Unlike how high schools make us feel, that final grade doesn’t determine our full life path and opportunities – it influences it, but even if high school went poorly there are opportunities out there.

Not just that – never confuse a grade or your income with your self worth. You matter just as much as someone everyone calls smart, or someone who seems to have limitless resources – and the person who you view as unsuccessful matters just as much as well. Your power comes from being able to make your own choices, and own the outcomes – so make these choices with kindness.

ATARs and the SAT debate

Can this information about ATARs tell us anything about the standardised testing debate in the US at the moment? Probably not, but its worth thinking about.

The ATAR takes an average of course performance – like a GPA does. However, it scales the scores based on measures of how difficult that subject is – which is more similar to the weighting used for an SAT.

Concerns about implicit discrimination and the interuptions from COVID led to a large number of US univeristies dropping SAT requirements. However, the NY Times has come out stating that – relative to other metrics universities can use – standardised testing does appear discriminatory. Specifically, the advantage of advantaged students is starker when comparing GPAs to SATs.

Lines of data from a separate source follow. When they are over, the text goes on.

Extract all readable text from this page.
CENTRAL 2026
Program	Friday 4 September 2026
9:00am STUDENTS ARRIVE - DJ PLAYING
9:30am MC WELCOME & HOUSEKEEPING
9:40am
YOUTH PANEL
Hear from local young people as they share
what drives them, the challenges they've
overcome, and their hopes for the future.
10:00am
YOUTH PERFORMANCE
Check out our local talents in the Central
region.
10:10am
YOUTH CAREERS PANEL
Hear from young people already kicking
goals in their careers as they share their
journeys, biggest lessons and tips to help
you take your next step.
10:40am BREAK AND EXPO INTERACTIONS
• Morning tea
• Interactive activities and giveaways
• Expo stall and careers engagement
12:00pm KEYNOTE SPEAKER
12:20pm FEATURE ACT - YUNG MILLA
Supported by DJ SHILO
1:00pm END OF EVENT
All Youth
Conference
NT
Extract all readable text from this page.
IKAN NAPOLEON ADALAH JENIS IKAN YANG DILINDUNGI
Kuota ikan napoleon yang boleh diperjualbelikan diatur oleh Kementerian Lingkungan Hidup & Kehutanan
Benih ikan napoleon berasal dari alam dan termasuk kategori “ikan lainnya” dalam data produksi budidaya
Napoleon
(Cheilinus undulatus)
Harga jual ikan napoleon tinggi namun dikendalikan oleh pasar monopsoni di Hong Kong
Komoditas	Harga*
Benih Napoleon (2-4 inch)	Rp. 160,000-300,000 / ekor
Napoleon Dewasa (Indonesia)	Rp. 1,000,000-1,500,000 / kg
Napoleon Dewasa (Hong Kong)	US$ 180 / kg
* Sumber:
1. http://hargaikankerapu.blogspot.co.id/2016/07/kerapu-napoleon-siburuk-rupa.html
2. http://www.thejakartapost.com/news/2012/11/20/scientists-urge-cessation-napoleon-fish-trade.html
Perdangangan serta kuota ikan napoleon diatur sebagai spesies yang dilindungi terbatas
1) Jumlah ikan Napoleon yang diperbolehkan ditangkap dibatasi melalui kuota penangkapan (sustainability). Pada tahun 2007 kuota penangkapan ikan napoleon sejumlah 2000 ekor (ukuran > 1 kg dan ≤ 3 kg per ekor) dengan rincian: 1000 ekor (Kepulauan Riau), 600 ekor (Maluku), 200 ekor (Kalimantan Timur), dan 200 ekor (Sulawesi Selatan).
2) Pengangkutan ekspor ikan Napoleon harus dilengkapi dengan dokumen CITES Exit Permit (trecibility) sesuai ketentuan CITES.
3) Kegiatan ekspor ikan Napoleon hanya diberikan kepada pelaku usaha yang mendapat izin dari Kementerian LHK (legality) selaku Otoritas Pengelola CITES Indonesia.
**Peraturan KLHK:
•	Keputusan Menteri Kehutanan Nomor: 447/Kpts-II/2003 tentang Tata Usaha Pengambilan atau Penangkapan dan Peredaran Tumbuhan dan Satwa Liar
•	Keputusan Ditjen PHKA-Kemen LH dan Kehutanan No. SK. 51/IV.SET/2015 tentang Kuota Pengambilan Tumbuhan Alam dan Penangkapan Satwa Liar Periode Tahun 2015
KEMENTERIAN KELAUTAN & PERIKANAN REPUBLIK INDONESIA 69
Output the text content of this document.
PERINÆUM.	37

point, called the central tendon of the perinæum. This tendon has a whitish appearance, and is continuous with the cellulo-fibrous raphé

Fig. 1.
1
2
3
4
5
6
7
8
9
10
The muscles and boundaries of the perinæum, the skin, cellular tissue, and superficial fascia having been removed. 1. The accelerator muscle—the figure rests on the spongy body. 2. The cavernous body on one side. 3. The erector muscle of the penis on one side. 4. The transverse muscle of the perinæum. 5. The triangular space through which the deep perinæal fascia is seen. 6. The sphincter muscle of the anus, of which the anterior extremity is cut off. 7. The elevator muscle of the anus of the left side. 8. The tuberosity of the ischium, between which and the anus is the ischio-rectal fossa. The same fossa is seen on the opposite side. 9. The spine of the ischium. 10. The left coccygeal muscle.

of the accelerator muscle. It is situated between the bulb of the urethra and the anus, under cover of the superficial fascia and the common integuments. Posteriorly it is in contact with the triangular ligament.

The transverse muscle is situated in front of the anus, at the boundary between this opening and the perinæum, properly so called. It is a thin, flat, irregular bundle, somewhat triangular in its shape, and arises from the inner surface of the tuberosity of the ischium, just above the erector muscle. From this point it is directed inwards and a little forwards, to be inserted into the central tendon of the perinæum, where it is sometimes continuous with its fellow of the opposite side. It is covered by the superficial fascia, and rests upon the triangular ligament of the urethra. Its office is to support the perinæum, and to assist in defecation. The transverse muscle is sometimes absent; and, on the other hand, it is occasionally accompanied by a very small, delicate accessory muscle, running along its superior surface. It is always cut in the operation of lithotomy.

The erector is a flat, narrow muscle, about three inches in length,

To understand this issue we’d want to think through two issues:

  1. Is it important: What is the return associated with gaining university entrance.
  2. What drives differential selection by group: What is the reason why individuals from certain backgrounds are not being selected into study – and does that choice influence the benefit or opportunity cost of such study.

To understand the importance of univeristy entrance we’d want some idea of what would have happened to people who gained entrance if they didn’t – or people who didn’t gain entrance if they did.

To understand selection we would want to look into not just university selection criteria, but the nature of applications and the decision to study. If individuals from disadvantaged backgrounds are not studying because of other family responsibilities, then the policy choice of “removing SATs” isn’t really dealing with the lack of opportunity faced by that person – it is instead a lack of material resources to be able to make worthwhile investments in their human capital.

I think the e61 note informs this by showing just how heterogeneous these returns can be – hinting that such investments in the self may be very uncertain. SAT bans don’t do anything about that, and if they do restrict access to scholarships (say due to a shift to sport and GPA based support) they may make access worse for truly disadvantaged individuals.

So I guess the work did provide some insights to this debate after all!